Summary judgment is proper if there is no genuine issue of material fact and if the moving party is entitled to a judgment as a matter of law.” “Summary judgment is designed to test the sufficiency of the evidenceto determine if there is sufficient evidence at issue to justify a trial or formal hearing on the issues raised in the pleadings.” Because summary judgment tests the sufficiency of the evidence to justify a trial, it “is proper only if, taking the evidence and inferences in the light most favorable to the non-moving party, and assuming the jury would resolve all such factual disputes and inferences favorably to the non-moving party, the non-moving party still could not prevail at trial as a matter of law.
A court considering summary judgment must avoid two extremes. On the one hand, “a motion for summary judgment is not a trial by affidavit or deposition. Summary judgment is not intended to weigh and resolve genuine issues of material fact, but only identify whether such issues exist. If there is disputed evidence on a material issue of fact, summary judgment must be denied and the issue submitted to the trier of fact.” On the other hand, a “party should not be put to the expense of going through a trial, where the only possible result will be a directed verdict.”
Gonzalez v. Citizens Property Ins. Corp., 2019 WL 1141236, *3 (Fla. 3d DCA 2019) (internal citations omitted).
The case of Gonzalez is a summary judgment case that I do not agree with it because it involves competing experts — a common scenario in many types of litigation. It is a case where an insured sued its insurer for coverage under a property insurance policy. Each side had an expert witness that opined as to the cause of a leak, which was an important issue as it pertained to whether the water damage was covered under the property insurance policy.
The insurer moved for summary judgment based on its expert’s opinion that the leak was the result of normal wear and tear and thereby excluded under the policy.

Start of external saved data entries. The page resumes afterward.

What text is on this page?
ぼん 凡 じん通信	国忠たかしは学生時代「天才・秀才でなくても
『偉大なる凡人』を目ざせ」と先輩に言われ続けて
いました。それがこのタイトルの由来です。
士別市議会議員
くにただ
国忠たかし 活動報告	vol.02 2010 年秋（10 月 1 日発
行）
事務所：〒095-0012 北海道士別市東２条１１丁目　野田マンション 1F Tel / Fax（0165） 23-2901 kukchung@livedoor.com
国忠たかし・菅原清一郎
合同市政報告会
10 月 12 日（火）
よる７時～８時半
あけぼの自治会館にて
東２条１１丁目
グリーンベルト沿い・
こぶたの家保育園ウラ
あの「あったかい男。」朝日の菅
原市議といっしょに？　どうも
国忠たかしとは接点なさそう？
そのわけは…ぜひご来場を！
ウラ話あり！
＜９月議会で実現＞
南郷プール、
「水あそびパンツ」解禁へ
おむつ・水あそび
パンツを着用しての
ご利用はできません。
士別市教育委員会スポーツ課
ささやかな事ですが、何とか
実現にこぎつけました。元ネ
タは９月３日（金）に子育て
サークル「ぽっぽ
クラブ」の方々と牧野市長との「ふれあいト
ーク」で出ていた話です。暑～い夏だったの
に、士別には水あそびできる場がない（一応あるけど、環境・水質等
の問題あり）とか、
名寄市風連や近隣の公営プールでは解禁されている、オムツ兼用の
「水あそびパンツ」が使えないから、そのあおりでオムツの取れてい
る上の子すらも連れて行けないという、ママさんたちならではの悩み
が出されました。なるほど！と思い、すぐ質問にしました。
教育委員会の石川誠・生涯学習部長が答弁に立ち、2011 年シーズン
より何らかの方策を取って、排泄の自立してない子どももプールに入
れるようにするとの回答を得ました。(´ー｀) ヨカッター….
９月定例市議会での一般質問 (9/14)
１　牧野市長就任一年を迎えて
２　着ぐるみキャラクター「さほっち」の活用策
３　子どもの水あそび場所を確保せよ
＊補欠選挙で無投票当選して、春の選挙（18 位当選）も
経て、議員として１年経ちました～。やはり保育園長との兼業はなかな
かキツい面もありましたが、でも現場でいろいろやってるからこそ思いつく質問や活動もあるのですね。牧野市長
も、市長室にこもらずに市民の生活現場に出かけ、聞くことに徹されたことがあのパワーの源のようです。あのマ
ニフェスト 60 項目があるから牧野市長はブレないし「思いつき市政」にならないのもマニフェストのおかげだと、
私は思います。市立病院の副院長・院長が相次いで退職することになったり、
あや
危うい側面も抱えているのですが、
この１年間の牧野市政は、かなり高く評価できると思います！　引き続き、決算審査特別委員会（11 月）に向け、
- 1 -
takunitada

The insured countered the summary judgment with an affidavit from its expert that the leak was due to wind damage which was covered under the policy. The insured’s expert, however, inspected the roof after the roof was already replaced and, thus, the court concluded that this opinion was nothing more than conjecture that lacked “the required ‘discernible, factually-based chain of underlying reasoning’ necessary for an expert opinion to be admissible in evidence.” Gonzalez, 2019 WL at *4. The expert also based his opinion on wind speed which caused the damage that led to the leak by reviewing wind speeds in other locations around the day of the incident. The court found that this was also nothing more than conjecture since relying on wind speed in one location to determine wind speed in a different location is not reliable. Id. at *5.

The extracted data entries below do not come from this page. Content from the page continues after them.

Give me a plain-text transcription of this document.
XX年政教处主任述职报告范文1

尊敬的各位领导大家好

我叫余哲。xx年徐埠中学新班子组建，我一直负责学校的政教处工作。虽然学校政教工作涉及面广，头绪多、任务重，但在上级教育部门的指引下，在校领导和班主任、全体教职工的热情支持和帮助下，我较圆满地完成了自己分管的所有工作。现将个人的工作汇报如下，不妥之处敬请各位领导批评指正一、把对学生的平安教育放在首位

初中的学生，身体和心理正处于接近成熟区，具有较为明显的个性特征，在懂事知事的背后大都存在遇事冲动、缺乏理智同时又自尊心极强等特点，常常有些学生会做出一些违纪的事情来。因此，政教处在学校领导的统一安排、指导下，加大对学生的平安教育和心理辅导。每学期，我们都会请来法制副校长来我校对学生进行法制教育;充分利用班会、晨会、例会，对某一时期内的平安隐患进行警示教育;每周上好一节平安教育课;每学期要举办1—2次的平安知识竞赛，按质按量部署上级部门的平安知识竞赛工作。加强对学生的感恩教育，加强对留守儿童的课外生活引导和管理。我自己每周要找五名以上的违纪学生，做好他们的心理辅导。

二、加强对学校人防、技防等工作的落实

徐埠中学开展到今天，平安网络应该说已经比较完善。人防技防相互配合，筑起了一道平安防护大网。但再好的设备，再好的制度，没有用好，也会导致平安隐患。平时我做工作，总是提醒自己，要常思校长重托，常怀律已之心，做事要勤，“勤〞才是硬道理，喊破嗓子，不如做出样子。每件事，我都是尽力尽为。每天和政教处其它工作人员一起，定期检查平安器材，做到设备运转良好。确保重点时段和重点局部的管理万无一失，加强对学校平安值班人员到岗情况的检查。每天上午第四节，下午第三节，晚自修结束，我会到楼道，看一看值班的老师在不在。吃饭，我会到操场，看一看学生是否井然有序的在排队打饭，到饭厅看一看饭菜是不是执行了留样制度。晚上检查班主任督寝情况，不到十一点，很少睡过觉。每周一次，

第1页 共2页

The reason I do not love this opinion–where the appellate court affirmed summary judgment in favor of the insurer–is because there were competing experts that rendered different opinions as to the cause of a leak. There is nothing uncommon about competing experts and nothing uncommon about the fact that experts differ as to causation (or anything else regarding their respective opinions). Experts rely on hearsay and assumptions and there are many times holes can be poked in the assumptions or the opinions extrapolated from the assumptions. But, in my opinion, this should create a genuine issue of material fact for a jury to determine while assessing the credibility of the expert’s opinion and which opinion makes most sense as to the cause of a water leak. An expert is not going to have personal knowledge because most experts, even the insurer’s expert in this case, are retained after-the-fact, e.g., after the leak occurred, the damage was discovered, and the loss reported to the carrier.